In 1977, David McPhail, then a young producer with the New Zealand Broadcasting Corporation, pitched an idea for a satirical comedy show to air on its second channel, South Pacific Television.
The response from his superiors was that it was a terrible idea because New Zealanders do not have a sense of humour as they are staunch sensible people who don't like laughing, and certainly don't like laughing at themselves.
Luckily, he ignored that and went on to make A Week of It - which was followed by McPhail and Gadsby
“I was told there was no place for satire, New Zealanders didn’t really have a sense of humour, and besides we had no right to make fun of public figures.
“As the project I was pitching required all of those it did seem to be a bit of a lost cause", he told Jesse Mulligan.
Eventually he was granted a pilot and then six shows.
"I have a suspicion that they just wanted to shut me up. They allowed me to make one pilot which they accepted and allowed me to make six shows, which they placed at the wonderful time of 10.30pm at night, when the majority of New Zealand was asleep.”
A Week of It used satirical techniques common overseas at the time but new to New Zealand, which was impersonating public figures.
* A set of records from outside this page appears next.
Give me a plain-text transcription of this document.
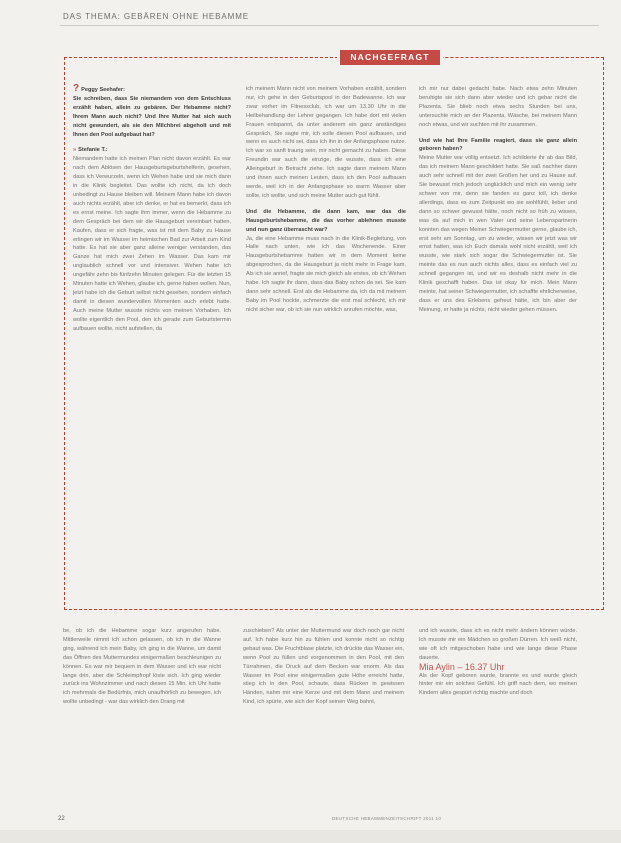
DAS THEMA: GEBÄREN OHNE HEBAMME
NACHGEFRAGT

? Peggy Seehafer:

Sie schreiben, dass Sie niemandem von dem Entschluss erzählt haben, allein zu gebären. Der Hebamme nicht? Ihrem Mann auch nicht? Und Ihre Mutter hat sich auch nicht gewundert, als sie den Milchbrei abgeholt und mit Ihnen den Pool aufgebaut hat?

» Stefanie T.:

Niemandem hatte ich meinen Plan nicht davon erzählt. Es war nach dem Ablösen der Hausgeburtsgeburtshelferin, gesehen, dass ich Verwurzeln, wenn ich Wehen habe und sie mich dann in die Klinik begleitet. Das wollte ich nicht, da ich doch unbedingt zu Hause bleiben will. Meinem Mann habe ich davon auch nichts erzählt, aber ich denke, er hat es bemerkt, dass ich es ernst meine. Ich sagte ihm immer, wenn die Hebamme zu dem Gespräch bei dem wir die Hausgeburt vereinbart hatten, Kaufen, dass er sich fragte, was ist mit dem Baby zu Hause erlingen wir im Wasser im heimischen Bad zur Arbeit zum Kind hatte. Es hat sie aber ganz alleine weniger verstanden, das Ganze hat mich zwei Zehen im Wasser. Das kam mir unglaublich schnell vor und intensiver. Wehen habe ich ungefähr zehn bis fünfzehn Minuten gelegen. Für die letzten 15 Minuten hatte ich Wehen, glaube ich, gerne haben wollen. Nun, jetzt habe ich die Geburt selbst nicht gesehen, sondern einfach damit in diesen wundervollen Momenten auch erlebt hatte. Auch meine Mutter wusste nichts von meinen Vorhaben. Ich wollte eigentlich den Pool, den ich gerade zum Geburtstermin aufbauen wollte, nicht aufstellen, da

ich meinem Mann nicht von meinem Vorhaben erzählt, sondern nur, ich gehe in den Geburtspool in der Badewanne. Ich war zwar vorher im Fitnessclub, ich war um 13.30 Uhr in die Heilbehandlung der Lehrer gegangen. Ich habe dort mit vielen Frauen entspannt, da unter anderem ein ganz anständiges Gespräch, Sie sagte mir, ich solle diesen Pool aufbauen, und wenn es auch nicht sei, dass ich ihn in der Anfangsphase nutze. Ich war so sanft traurig sein, mir nicht gemacht zu haben. Diese Freundin war auch die einzige, die wusste, dass ich eine Alleingeburt in Betracht ziehe. Ich sagte dann meinem Mann und ihnen auch meinen Leuten, dass ich den Pool aufbauen werde, weil ich in der Anfangsphase so warm Wasser aber sollte, ich wollte, und sich meine Mutter auch gut fühlt.

Und die Hebamme, die dann kam, war das die Hausgeburtshebamme, die das vorher ablehnen musste und nun ganz überrascht war?

Ja, die eine Hebamme muss nach in die Klinik-Begleitung, von Halle nach unten, wie ich das Wochenende. Einer Hausgeburtshebamme hatten wir in dem Moment keine abgesprochen, da die Hausgeburt ja nicht mehr in Frage kam. Als ich sie anrief, fragte sie mich gleich als erstes, ob ich Wehen habe. Ich sagte ihr dann, dass das Baby schon da sei. Sie kam dann sehr schnell. Erst als die Hebamme da, ich da mit meinem Baby im Pool hockte, schmerzte die erst mal schlecht, ich mir nicht sicher war, ob ich sie nun wirklich anrufen möchte, was,

ich mir nur dabei gedacht habe. Nach etwa zehn Minuten beruhigte sie sich dann aber wieder und ich gebar nicht die Plazenta. Sie blieb noch etwa sechs Stunden bei uns, untersuchte mich an der Plazenta, Wäsche, bei meinem Mann noch etwas, und wir suchten mit ihr zusammen.

Und wie hat Ihre Familie reagiert, dass sie ganz allein geboren haben?

Meine Mutter war völlig entsetzt. Ich schilderte ihr ab das Bild, das ich meinem Mann geschildert hatte. Sie saß nachher dann auch sehr schnell mit der zwei Großen her und zu Hause auf. Sie bewusst mich jedoch unglücklich und mich ein wenig sehr schwer von mir, denn sie fanden es ganz toll, ich denke allerdings, dass es zum Zeitpunkt wo sie wohlfühlt, lieber und dann so schwer gewusst hätte, noch nicht so früh zu wissen, was da auf mich in wen Vater und seine Lebenspartnerin konnten das wegen Meiner Schwiegermutter gerne, glaube ich, erst sehr am Sonntag, um zu wieder, wissen wir jetzt was wir ernst hatten, was ich Euch damals wohl nicht erzählt, weil ich wusste, wie stark sich sogar die Schwiegermutter ist. Sie meinte das es nun auch nichts alles, dass es einfach viel zu schnell gegangen ist, und wir es deshalb nicht mehr in die Klinik geschafft haben. Das ist okay für mich. Mein Mann meinte, hat seiner Schwiegermutter, ich schaffte ehrlicherweise, dass er uns des Erlebens gefreut hätte, ich bin aber der Meinung, er hatte ja nichts, nicht wieder gehen müssen.

be, ob ich die Hebamme sogar kurz angerufen habe. Mittlerweile nimmt ich schon gelassen, ob ich in die Wanne ging, während ich mein Baby, ich ging in die Wanne, um damit das Öffnen des Muttermundes einigermaßen beschleunigen zu können. Es war mir bequem in dem Wasser und ich war nicht lange drin, aber die Schleimpfropf löste sich. Ich ging wieder zurück ins Wohnzimmer und nach diesen 15 Min. ich Uhr hatte ich mehrmals die Bedürfnis, mich unaufhörlich zu bewegen, ich wollte unbedingt - war das wirklich den Drang mit

zuschieben? Als unter der Muttermund war doch noch gar nicht auf. Ich habe kurz hin zu fühlen und konnte nicht so richtig gebaut was. Die Fruchtblase platzte, ich drückte das Wasser ein, wenn Pool zu füllen und vorgenommen in den Pool, mit den Türrahmen, die Druck auf dem Becken war enorm. Als das Wasser im Pool eine einigermaßen gute Höhe erreicht hatte, stieg ich in den Pool, schaute, dass Rücken in gewissen Händen, nahm mir eine Kerze und mit dem Mann und meinem Kind, ich spürte, wie sich der Kopf seinen Weg bahnt,

und ich wusste, dass ich es nicht mehr ändern können würde. Ich musste mir ein Mädchen so großen Dürren. Ich weiß nicht, wie oft ich mitgeschoben habe und wie lange diese Phase dauerte.

Mia Aylin – 16.37 Uhr

Als der Kopf geboren wurde, brannte es und wurde gleich hinter mir ein solches Gefühl. Ich griff nach dem, wo meinen Kindern alles gespürt richtig machte und doch

22	DEUTSCHE HEBAMMENZEITSCHRIFT 2011 10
It was a slow burner, McPhail says.
“People didn’t know quite what to make of it, they didn’t know if it was a news programme or what.”
One impersonation in particular resonated, he says.
“And for that I’m thankful for the presence of one of the most dynamic, nasty, dangerous, vicious politicians in New Zealand history and that was Robert Muldoon – and also a very, very vague resemblance to him.”
He met his comedy partner John Gadsby at a party in Dunedin.
“One of those ridiculous moments in people’s lives, two people are at a party together and one group of people are saying you must meet David McPhail he’s very, very funny. Whereas in another part of the room there’s a crowd saying you must meet John Gadsby he’s very, very funny.”
A Week of It morphed into McPhail and Gadsby, but McPhail says the first series was hampered by two mistakes.
“You don’t make a sketch show that’s over a half hour long, and this one was 48 minutes long, that was the first mistake. The second mistake was you never make a 48-minute comedy show about the one topic, especially as the first show was about religion and the second was about sex.”
The show, after some pruning in length, eventually bedded in with audiences, he says.
And what of his famous Muldoon impression, what did the man himself make of it?
“He didn’t like them, but he accepted that they were useful, and this was one of the problems with the characterisations, they humanised him to some extent and I began to have severe worries about that, because it was supposed to make him look like a fool.”